The crowdfunding exemption allows eligible companies to raise capital online by selling equity and other securities. Until these rules go into effect, investors need to have an annual income exceeding $200,000 or a net worth of least $1 million to invest in the equity or securities of companies.

The Following Rules Apply to an Offering Company
o   May raise up to $1 million through the crowdfunding exemption in any 12-month period.

o   Companies engaging in crowdfunding offerings will be required to file certain information and disclosures with the SEC and provide such information and disclosures to investors.

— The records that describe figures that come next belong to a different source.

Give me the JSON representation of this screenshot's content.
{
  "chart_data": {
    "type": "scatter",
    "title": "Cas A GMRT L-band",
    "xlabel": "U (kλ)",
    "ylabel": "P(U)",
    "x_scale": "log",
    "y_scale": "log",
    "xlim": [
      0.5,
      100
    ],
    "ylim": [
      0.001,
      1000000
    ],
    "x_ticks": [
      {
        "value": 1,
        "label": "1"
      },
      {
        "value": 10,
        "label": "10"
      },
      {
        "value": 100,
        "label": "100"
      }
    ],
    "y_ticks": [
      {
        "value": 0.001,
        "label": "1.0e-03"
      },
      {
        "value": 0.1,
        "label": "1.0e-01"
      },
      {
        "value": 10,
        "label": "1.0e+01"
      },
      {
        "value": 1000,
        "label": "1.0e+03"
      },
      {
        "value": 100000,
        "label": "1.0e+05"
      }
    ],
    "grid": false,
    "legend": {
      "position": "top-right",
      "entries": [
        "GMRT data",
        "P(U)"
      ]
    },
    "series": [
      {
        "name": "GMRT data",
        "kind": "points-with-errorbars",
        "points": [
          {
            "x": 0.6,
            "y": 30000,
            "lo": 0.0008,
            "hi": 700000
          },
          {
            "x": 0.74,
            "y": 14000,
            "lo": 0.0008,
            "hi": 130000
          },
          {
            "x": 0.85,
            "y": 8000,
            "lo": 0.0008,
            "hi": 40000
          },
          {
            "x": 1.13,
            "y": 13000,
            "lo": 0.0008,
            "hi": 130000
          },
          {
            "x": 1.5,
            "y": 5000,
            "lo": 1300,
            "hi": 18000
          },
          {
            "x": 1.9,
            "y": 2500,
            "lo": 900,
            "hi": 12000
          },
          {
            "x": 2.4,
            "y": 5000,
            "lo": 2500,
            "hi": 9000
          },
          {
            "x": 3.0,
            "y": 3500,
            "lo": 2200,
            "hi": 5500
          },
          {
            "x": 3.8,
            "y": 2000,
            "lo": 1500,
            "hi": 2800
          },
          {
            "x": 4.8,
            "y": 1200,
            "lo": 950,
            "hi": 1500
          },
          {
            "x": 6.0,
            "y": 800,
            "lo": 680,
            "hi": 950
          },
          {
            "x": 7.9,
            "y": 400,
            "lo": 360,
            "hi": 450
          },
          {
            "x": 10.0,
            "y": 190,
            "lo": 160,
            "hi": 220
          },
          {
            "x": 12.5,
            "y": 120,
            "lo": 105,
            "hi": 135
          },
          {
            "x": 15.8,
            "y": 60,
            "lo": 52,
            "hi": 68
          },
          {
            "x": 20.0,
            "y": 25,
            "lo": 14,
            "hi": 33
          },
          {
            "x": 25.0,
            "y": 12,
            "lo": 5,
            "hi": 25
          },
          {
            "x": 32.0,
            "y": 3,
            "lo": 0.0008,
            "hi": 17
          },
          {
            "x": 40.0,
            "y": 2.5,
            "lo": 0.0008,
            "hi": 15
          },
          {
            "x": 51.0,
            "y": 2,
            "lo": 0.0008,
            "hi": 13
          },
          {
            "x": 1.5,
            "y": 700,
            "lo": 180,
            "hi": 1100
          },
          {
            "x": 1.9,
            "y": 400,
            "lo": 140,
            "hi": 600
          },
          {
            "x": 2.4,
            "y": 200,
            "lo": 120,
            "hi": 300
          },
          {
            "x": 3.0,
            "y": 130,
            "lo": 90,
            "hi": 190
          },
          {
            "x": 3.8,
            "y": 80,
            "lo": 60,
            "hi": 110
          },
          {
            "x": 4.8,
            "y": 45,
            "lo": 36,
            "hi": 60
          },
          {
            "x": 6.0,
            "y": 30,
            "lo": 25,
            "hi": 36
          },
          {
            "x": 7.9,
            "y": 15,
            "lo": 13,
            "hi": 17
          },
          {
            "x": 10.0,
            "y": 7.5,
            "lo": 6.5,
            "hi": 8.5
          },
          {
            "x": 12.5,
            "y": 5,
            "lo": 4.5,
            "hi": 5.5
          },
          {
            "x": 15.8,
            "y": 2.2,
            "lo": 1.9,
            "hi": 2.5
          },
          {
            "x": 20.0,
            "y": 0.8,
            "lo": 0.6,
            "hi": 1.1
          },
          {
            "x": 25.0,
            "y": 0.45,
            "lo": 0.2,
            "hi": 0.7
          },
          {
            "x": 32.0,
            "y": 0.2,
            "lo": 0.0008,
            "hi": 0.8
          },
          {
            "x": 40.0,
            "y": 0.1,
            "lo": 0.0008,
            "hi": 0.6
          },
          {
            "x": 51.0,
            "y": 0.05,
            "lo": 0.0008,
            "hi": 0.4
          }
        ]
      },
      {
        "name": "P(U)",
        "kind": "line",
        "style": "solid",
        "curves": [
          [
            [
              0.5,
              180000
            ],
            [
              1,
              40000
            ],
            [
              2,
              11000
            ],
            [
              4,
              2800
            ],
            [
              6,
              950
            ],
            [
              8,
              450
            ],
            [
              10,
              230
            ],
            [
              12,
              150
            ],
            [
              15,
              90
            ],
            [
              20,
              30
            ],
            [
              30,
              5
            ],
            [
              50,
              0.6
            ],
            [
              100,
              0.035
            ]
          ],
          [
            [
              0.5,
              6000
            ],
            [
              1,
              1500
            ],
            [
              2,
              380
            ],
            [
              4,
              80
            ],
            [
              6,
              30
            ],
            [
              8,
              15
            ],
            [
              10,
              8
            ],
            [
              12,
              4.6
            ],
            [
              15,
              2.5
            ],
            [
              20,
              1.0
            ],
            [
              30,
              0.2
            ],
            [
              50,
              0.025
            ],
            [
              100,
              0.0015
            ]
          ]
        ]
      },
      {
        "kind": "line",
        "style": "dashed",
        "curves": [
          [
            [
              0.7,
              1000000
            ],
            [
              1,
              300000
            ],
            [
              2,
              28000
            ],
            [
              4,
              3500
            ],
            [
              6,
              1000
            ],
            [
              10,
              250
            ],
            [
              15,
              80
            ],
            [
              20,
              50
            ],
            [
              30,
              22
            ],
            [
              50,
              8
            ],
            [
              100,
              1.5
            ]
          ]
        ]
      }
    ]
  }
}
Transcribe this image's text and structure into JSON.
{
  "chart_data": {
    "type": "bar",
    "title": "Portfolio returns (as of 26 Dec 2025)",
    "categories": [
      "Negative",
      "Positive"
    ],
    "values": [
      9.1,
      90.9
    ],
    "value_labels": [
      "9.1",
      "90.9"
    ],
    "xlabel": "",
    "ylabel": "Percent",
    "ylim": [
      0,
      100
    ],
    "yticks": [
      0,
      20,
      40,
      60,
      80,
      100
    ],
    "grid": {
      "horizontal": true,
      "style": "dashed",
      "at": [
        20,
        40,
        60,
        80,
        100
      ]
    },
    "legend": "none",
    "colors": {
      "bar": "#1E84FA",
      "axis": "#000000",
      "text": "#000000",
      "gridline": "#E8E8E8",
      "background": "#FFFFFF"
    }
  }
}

o   Required information and disclosures include:

o   information about officers, directors and certain owners of the company;

o   a description of the company's business and the intended use of proceeds to be realized from the offering

o   information about the company's financial condition;

o   the price of the offering, the target offering amount, and the deadline to reach the target offering amount;

o   information about certain related-party transactions;

o   audited or reviewed financial statements of the company; and

o   the company's recent tax returns.

The Following Rules Apply to Crowdfunding Investors
o   If annual income and net worth is less than $100,000: may invest the greater of (i) $2,000, or (ii) 5% of the investor's annual income or net worth in a single offering.

o   If annual income or net worth is equal to or greater than $100,000: may invest the greater of 10% of the investor's annual income or net worth in a single offering.

o   The maximum amount of investment for any investor in any 12-month period is $100,000.

Disqualified Companies
o   Certain companies are not eligible to participate under the crowdfunding exemption, including foreign companies, public companies that already report to the SEC, and companies with no specific business plan.

Companies Must Use Registered Portals
o   Crowdfunding must take place exclusively online through an SEC-registered intermediary, either a broker-dealer or a funding portal.

Transfer Restrictions Apply to Securities Purchased Via Crowdfunding
o   As a general matter, any security purchased through crowdfunding may not be resold for one year.

o   There are exceptions to this rule, however, including transfers (i) to family members, (ii) to accredited investors or (iii) at a SEC-registered public offering.

DISCLAIMER: Because of the generality of this update, the information provided herein may not be applicable in all situations and should not be acted upon without specific legal advice based on particular situations.